I am trying to parse a csv file which has both english and hindi characters and I am using utf-16. It works fine but as soon as it hits the hindi charatcer it fails. I am at a loss here.
Heres the code -->
import csv
import codecs
csvReader = csv.reader(codecs.open('/home/kuberkaul/Downloads/csv.csv', 'rb', 'utf-16'))
for row in csvReader:
print row
The error that I get is Traceback (most recent call last):
> File "csvreader.py", line 8, in <module>
> for row in csvReader: UnicodeEncodeError: 'ascii' codec can't encode characters in position 11-18: ordinal not in range(128)
> kuberkaul@ubuntu:~/Desktop$
How do I solve this ?
Edit 1:
I tried the solutions and used unicdoe csv reader and now it gives the error :
UnicodeDecodeError: 'ascii' codec can't decode byte 0xff in position 0: ordinal not in range(128)
The code is :
import csv
import codecs, io
def unicode_csv_reader(unicode_csv_data, dialect=csv.excel, **kwargs):
# csv.py doesn't do Unicode; encode temporarily as UTF-8:
csv_reader = csv.reader(utf_8_encoder(unicode_csv_data),
dialect=dialect, **kwargs)
for row in csv_reader:
# decode UTF-8 back to Unicode, cell by cell:
yield [unicode(cell, 'utf-8') for cell in row]
def utf_8_encoder(unicode_csv_data):
for line in unicode_csv_data:
yield line.encode('utf-8')
filename = '/home/kuberkaul/Downloads/csv.csv'
reader = unicode_csv_reader(codecs.open(filename))
print reader
for rows in reader:
print rows
As the documentation says, in a big Note near the top:
This version of the csv module doesn’t support Unicode input.
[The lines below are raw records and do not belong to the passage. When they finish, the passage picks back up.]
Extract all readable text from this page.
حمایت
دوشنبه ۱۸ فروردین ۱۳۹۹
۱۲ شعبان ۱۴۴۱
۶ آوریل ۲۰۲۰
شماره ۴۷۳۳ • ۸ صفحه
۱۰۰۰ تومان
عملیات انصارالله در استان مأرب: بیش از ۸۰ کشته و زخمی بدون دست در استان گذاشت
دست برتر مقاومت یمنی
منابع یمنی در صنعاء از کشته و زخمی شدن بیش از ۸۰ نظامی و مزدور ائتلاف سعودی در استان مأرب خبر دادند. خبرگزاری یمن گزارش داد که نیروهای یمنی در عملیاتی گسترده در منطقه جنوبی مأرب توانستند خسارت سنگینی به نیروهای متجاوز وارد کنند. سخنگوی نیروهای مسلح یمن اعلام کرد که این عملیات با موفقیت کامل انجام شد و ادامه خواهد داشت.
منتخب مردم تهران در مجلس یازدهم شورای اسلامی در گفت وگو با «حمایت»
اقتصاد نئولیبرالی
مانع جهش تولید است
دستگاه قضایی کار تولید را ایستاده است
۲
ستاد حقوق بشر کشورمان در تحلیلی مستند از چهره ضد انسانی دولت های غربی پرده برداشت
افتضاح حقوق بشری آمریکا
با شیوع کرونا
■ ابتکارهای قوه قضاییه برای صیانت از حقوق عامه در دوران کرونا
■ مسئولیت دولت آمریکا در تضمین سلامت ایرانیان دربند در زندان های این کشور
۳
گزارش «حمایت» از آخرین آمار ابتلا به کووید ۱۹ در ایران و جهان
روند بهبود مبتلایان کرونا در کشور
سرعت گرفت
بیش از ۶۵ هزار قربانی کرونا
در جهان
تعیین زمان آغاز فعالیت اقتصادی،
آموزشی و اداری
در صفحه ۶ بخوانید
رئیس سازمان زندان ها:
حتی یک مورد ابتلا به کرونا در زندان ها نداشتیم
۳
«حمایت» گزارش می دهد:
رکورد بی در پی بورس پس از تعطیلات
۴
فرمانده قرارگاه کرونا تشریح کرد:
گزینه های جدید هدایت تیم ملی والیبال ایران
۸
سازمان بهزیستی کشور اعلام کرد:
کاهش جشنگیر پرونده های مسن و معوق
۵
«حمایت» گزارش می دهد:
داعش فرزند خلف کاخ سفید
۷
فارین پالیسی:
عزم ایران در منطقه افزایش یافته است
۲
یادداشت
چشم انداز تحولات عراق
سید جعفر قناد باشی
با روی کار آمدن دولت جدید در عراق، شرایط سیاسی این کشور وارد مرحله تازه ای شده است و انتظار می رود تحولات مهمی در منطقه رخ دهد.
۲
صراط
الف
Also, there are currently some issues regarding ASCII NUL characters. Accordingly, all input should be UTF-8 or printable ASCII to be safe; see the examples in section Examples.
If you follow link to the example, it shows you the solution: Encode each line to UTF-8 before passing it to csv
. They even give you a nice wrapper, so you can just replace the csv.reader
with unicode_csv_reader
and the rest of your code is unchanged:
csvReader = unicode_csv_reader(codecs.open('/home/kuberkaul/Downloads/csv.csv', 'rb', 'utf-16'))
for row in csvReader:
print row
Of course the print
isn't going to be very useful, as the str
of a list uses the repr
of each element, so you're going to get something like [u'foo', u'bar', u'\u0910\u0911']
…
You can fix that in the usual ways—e.g., print u', '.join(row)
will work if you remember the u
, and if Python is able to guess your terminal's encoding (which it can on Mac and modern linux, but may not be able to on Windows and old linux, in which case you'll need to map an explicit encode
over each column).